May 3, 2011 By Daniel Buchanan 2 Comments

For today’s post, I want to talk about healthy, skeptical web browsing and messaging. The Internet, as we all know, is a great place with lots of information and plenty of opinions, but there are also many dark and scary places, just out of sight. Often the only separation between the two is a link or a couple of links. To be an effective computer user today, you have to be skeptical of what you see on your screen and what you are being told.

This dose of skepticism should be applied to pages you view on the web, messages you receive via email and Facebook wall posts and messages. I recently heard a story about a bank manager who frequently had to stop his customers from wiring money overseas because of an email they got from a fictional Nigerian Prince or an illusory stranded relative. In case this draws a blank from you, two recently recurring scams on the internet have been known scams for over 10 years. The Nigerian Prince, who inherited 400 million dollars (or some other absorbant sum of money) and now needs a bank account number for transfer, plays on our sense of greed. We think to ourself how much money that is and override the skeptical part of our mind that should be sending off a red alert.

The other recurring scam is a bit more emotionally involved. What happens here is you’ll get an email or Facebook message saying that someone you know is trapped in Europe and needs money to get back home. We want to help our friends, but these aren’t our friends. They are con artists trained in the school of hard knocks to pull money out of anyone. And the only alert you may have is a sneaking suspicion that something funny is going on.

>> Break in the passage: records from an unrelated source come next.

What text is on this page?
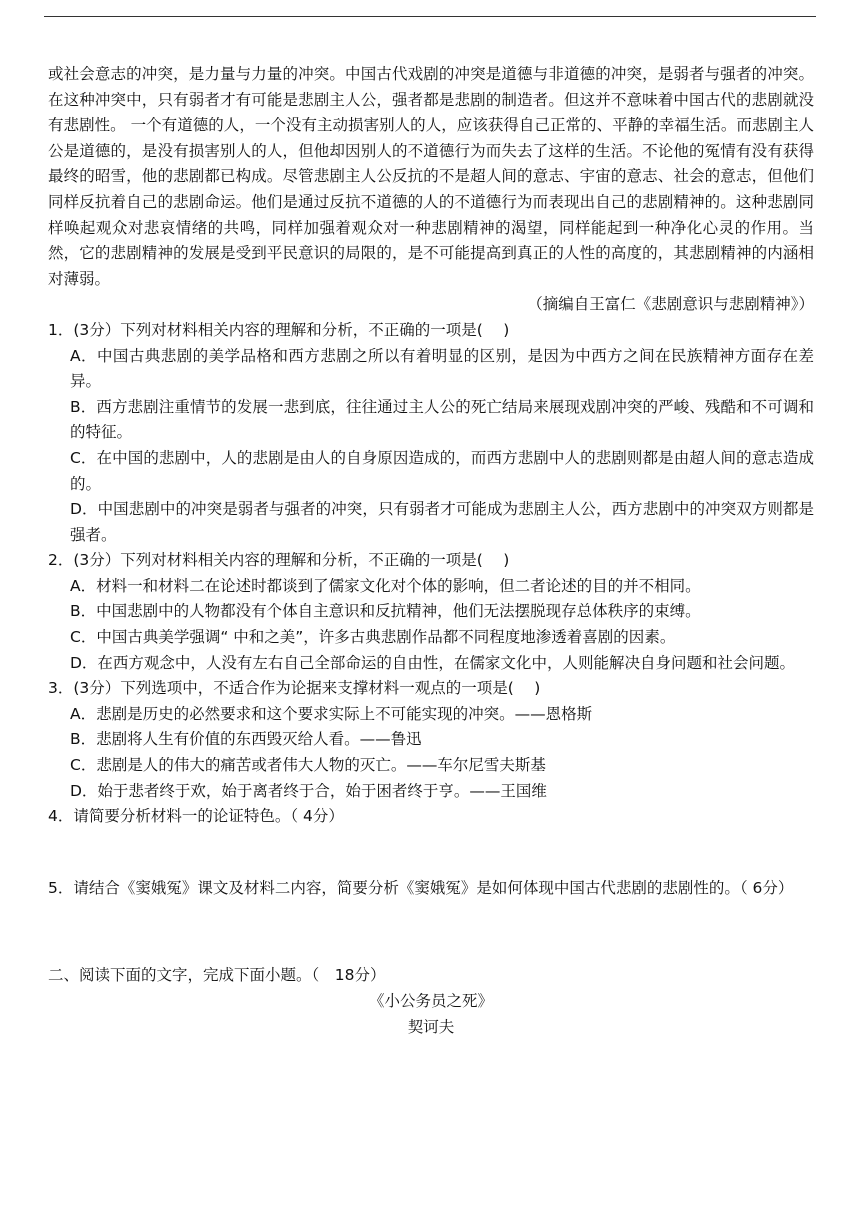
或社会意志的冲突，是力量与力量的冲突。中国古代戏剧的冲突是道德与非道德的冲突，是弱者与强者的冲突。在这种冲突中，只有弱者才有可能是悲剧主人公，强者都是悲剧的制造者。但这并不意味着中国古代的悲剧就没有悲剧性。 一个有道德的人，一个没有主动损害别人的人，应该获得自己正常的、平静的幸福生活。而悲剧主人公是道德的，是没有损害别人的人，但他却因别人的不道德行为而失去了这样的生活。不论他的冤情有没有获得最终的昭雪，他的悲剧都已构成。尽管悲剧主人公反抗的不是超人间的意志、宇宙的意志、社会的意志，但他们同样反抗着自己的悲剧命运。他们是通过反抗不道德的人的不道德行为而表现出自己的悲剧精神的。这种悲剧同样唤起观众对悲哀情绪的共鸣，同样加强着观众对一种悲剧精神的渴望，同样能起到一种净化心灵的作用。当然，它的悲剧精神的发展是受到平民意识的局限的，是不可能提高到真正的人性的高度的，其悲剧精神的内涵相对薄弱。

（摘编自王富仁《悲剧意识与悲剧精神》）

1．(3分）下列对材料相关内容的理解和分析，不正确的一项是(　 )

A．中国古典悲剧的美学品格和西方悲剧之所以有着明显的区别，是因为中西方之间在民族精神方面存在差异。

B．西方悲剧注重情节的发展一悲到底，往往通过主人公的死亡结局来展现戏剧冲突的严峻、残酷和不可调和的特征。

C．在中国的悲剧中，人的悲剧是由人的自身原因造成的，而西方悲剧中人的悲剧则都是由超人间的意志造成的。

D．中国悲剧中的冲突是弱者与强者的冲突，只有弱者才可能成为悲剧主人公，西方悲剧中的冲突双方则都是强者。

2．(3分）下列对材料相关内容的理解和分析，不正确的一项是(　 )

A．材料一和材料二在论述时都谈到了儒家文化对个体的影响，但二者论述的目的并不相同。

B．中国悲剧中的人物都没有个体自主意识和反抗精神，他们无法摆脱现存总体秩序的束缚。

C．中国古典美学强调“ 中和之美”，许多古典悲剧作品都不同程度地渗透着喜剧的因素。

D．在西方观念中，人没有左右自己全部命运的自由性，在儒家文化中，人则能解决自身问题和社会问题。

3．(3分）下列选项中，不适合作为论据来支撑材料一观点的一项是(　 )

A．悲剧是历史的必然要求和这个要求实际上不可能实现的冲突。——恩格斯

B．悲剧将人生有价值的东西毁灭给人看。——鲁迅

C．悲剧是人的伟大的痛苦或者伟大人物的灭亡。——车尔尼雪夫斯基

D．始于悲者终于欢，始于离者终于合，始于困者终于亨。——王国维

4．请简要分析材料一的论证特色。（ 4分）

5．请结合《窦娥冤》课文及材料二内容，简要分析《窦娥冤》是如何体现中国古代悲剧的悲剧性的。（ 6分）

二、阅读下面的文字，完成下面小题。（　18分）

《小公务员之死》

契诃夫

Both of these cons involve money and are therefore serious threats to your financial situation and your identity. However, there are other internet scams that are more subtle. I’m aware now of an article in The Atlantic called, Out of Osama’s Death, a Fake Quotation is Born. The summary of the article is that there has been a fake quote circling the internet, attributed to Dr. Martin Luther King, Jr.:

“I mourn the loss of thousands of precious lives, but I will not rejoice in the death of one, not even an enemy.” – Martin Luther King, Jr

A touching sentiment I know, but for me it sure took the wind out of my sails regarding the American victory  and the death of Osama bin Laden. When I read this, it was from what I considered a trusted source, so I did not greet it with the normal skepticism that I should have, so I believed it was true. I didn’t properly vet the quote, by googling the entire quote to see who it was attributed to. I didn’t do proper research to make sure this was an actual quote. In other words, I fell for it. It didn’t cost me any money. It didn’t cost me my identity, but it sure took the skip out of my step that I had after the great news on Sunday night May 1st. Maybe we shouldn’t revel in the death of another human. Maybe the Nigerian Prince really does need his inheritance laundered. Maybe my friend really is lost in Europe. Either way, it’s in my best interest, in our best interest, to be skeptical of anything anyone tells you on the internet. It might not be true.

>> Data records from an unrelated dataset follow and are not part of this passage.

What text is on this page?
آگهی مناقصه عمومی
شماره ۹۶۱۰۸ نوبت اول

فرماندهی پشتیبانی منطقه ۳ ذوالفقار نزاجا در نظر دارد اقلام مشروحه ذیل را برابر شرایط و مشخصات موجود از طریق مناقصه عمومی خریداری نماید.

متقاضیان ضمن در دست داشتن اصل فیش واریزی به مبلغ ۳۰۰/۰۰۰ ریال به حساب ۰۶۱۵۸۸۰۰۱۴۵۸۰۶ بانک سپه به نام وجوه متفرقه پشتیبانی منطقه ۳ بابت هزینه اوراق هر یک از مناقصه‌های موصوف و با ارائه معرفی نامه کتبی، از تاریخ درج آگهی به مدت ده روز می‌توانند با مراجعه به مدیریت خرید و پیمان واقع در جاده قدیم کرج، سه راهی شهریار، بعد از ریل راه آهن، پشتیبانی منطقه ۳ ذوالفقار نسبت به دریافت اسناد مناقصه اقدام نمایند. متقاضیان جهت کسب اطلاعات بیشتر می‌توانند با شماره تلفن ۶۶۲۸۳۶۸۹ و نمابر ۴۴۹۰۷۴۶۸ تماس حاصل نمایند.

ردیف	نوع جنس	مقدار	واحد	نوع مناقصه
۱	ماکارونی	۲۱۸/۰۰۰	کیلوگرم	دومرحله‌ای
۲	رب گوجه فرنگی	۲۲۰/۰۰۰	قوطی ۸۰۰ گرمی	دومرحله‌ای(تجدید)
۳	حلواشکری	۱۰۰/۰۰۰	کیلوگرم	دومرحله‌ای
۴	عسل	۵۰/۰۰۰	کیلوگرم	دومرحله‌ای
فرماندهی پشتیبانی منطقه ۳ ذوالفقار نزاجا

Filed Under: Facebook, Internet Scams, IT, Nigerian Prince, Security, skepticism Tagged With: IT, skepticism

Reader Interactions

Comments

  1. John McNair says

    May 4, 2011 at 4:35 pm

    The MLK quote issue is more of a mistake than a scam. It was traced to a woman who wrote the first sentence describing her own feelings and the rest of the paragraph with words from a real King book of sermons. The vagaries of twitter character limits and careless cut-n-paste removed the quotation marks leading to mis-attribution of that one sentence.

    Here’s the screen cap:

    http://i.imgur.com/cqtjw.jpg

    Reply
    • Daniel Buchanan says

      May 4, 2011 at 4:39 pm

      Thanks for the feedback and comment John! I guess I felt scammed since I felt genuinely bad for a few hours after I read it. Then when it came out as being a misquote, I got to get back to my celebration without feeling as guilty.